The range of healthcare providers will reduce the desire for coordinated collaboration, with ‘care pathways becoming disjointed and the NHS’s assets (and) its professional workforce (becoming) increasingly fragmented’.

In November a survey found little support for the bill among nearly 1,000 of its members. Most (71%) thought that the changes would make it harder to reduce health inequalities and to respond to emergencies and would not reduce bureaucracy (83%).

The letter’s signatories are Alwyn Smith, June Crown, Rod Griffiths, Sian Griffiths, Walter Holland, Alan Maryon-Davis, and James McEwan.

The leader of Scotland’s doctors yesterday warned that the continued attacks on the medical workforce’s terms and conditions, could risk ‘compassion fatigue’ amongst NHS professionals and lead to the long-term damage of our National Health Service.

Dr Brian Keighley, Chairman of the BMA in Scotland, in his New Year message, said: ‘It is disappointing that over the course of the year, doctors have come under repeated attack on several fronts. Their contracts are being devalued and undermined by NHS employers and now politicians are attacking the NHS pension scheme.

‘It would appear that our political leaders perceive these to be the solution to the country’s national deficit.
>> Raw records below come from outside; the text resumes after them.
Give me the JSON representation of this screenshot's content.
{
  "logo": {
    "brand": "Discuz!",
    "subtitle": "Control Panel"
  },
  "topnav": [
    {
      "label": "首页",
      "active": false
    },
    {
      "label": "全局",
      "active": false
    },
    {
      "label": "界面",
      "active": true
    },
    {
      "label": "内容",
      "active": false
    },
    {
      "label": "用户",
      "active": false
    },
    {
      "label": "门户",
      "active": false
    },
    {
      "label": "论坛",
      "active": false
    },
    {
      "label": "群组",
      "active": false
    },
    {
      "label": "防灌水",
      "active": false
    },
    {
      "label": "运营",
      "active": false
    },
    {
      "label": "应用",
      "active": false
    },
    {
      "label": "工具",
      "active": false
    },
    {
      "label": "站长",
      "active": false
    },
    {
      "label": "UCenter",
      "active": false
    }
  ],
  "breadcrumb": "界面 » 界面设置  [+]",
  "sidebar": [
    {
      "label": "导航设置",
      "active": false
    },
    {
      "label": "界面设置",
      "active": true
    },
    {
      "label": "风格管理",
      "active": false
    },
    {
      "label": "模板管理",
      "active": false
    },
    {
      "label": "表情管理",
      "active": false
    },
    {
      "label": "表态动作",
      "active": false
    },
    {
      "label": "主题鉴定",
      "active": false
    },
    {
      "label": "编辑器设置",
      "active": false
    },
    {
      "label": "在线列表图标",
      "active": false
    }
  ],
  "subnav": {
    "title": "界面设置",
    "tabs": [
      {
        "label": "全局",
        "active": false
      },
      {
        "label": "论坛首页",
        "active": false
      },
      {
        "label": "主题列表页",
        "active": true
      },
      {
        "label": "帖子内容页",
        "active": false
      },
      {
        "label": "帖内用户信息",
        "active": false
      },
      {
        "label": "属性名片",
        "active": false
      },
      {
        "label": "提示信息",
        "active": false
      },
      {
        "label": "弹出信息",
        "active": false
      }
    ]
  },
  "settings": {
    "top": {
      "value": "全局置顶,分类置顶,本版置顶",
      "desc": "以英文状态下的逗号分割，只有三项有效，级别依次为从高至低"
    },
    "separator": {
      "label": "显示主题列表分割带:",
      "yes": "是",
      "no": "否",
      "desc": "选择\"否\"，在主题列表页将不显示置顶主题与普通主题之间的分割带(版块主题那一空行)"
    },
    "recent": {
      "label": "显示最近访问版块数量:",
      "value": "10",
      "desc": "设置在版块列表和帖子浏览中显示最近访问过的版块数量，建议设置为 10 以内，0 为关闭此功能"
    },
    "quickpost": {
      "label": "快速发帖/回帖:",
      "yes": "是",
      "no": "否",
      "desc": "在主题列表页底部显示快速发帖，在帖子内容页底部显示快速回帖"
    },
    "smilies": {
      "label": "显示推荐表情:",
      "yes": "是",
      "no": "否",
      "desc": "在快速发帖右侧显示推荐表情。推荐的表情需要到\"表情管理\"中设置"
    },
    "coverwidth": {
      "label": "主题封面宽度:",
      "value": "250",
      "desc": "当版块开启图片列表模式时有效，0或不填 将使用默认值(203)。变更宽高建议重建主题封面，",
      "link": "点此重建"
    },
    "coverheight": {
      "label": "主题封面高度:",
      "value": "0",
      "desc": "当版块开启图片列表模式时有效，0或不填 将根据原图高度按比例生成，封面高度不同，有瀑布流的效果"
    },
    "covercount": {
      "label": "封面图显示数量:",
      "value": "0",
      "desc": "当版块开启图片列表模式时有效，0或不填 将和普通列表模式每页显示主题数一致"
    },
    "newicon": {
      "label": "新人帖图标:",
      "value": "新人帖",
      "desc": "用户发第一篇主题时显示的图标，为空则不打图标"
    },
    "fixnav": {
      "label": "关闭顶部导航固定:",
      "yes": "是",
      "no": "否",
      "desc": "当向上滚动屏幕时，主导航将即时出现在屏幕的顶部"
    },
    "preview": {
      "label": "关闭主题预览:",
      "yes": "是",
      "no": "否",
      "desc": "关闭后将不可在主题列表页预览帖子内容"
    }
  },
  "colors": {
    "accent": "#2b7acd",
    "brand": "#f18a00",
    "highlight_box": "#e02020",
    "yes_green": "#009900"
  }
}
‘While this approach might deliver some savings in the short term, it will, in the longer term cause damage to patient care and the loss of doctors from the NHS as many may choose to retire early.

‘The NHS is nothing without its staff and right now with pending budget cuts, pressure on boards to make further savings, and staff cuts on hospital wards, doctors have less time to spend with patients and their goodwill is being pushed to breaking point.

‘Next year will see us surveying our members on the proposals for reform of the NHS pension scheme, and we have not ruled out a ballot for industrial action. Politicians should be wary of underestimating the strength of feeling amongst all members of the NHS pension scheme and listen to our concerns.’

• Four out of five doctors have said they saw patient care suffer as a result of health service cuts during 2011 in a poll of GPs and hospital doctors, carried out for the Guardian newspaper.

Doctors.net.uk, a professional networking site to which almost all British doctors belong, asked: ‘Have cuts to staff and/or services affected patient care in your department, area or surgery during the last 12 months?’

Of the 664 doctors who responded, 527 (79%) said yes and 137 (21%) said no.

Among 440 hospital doctors, 359 have seen cuts, while 168 of the 224 family doctors said the same.

British Medical Association consultants committee chair Dr Mark Porter said that ‘NHS cuts are ongoing and it adds up to a picture where the NHS is now retracting.’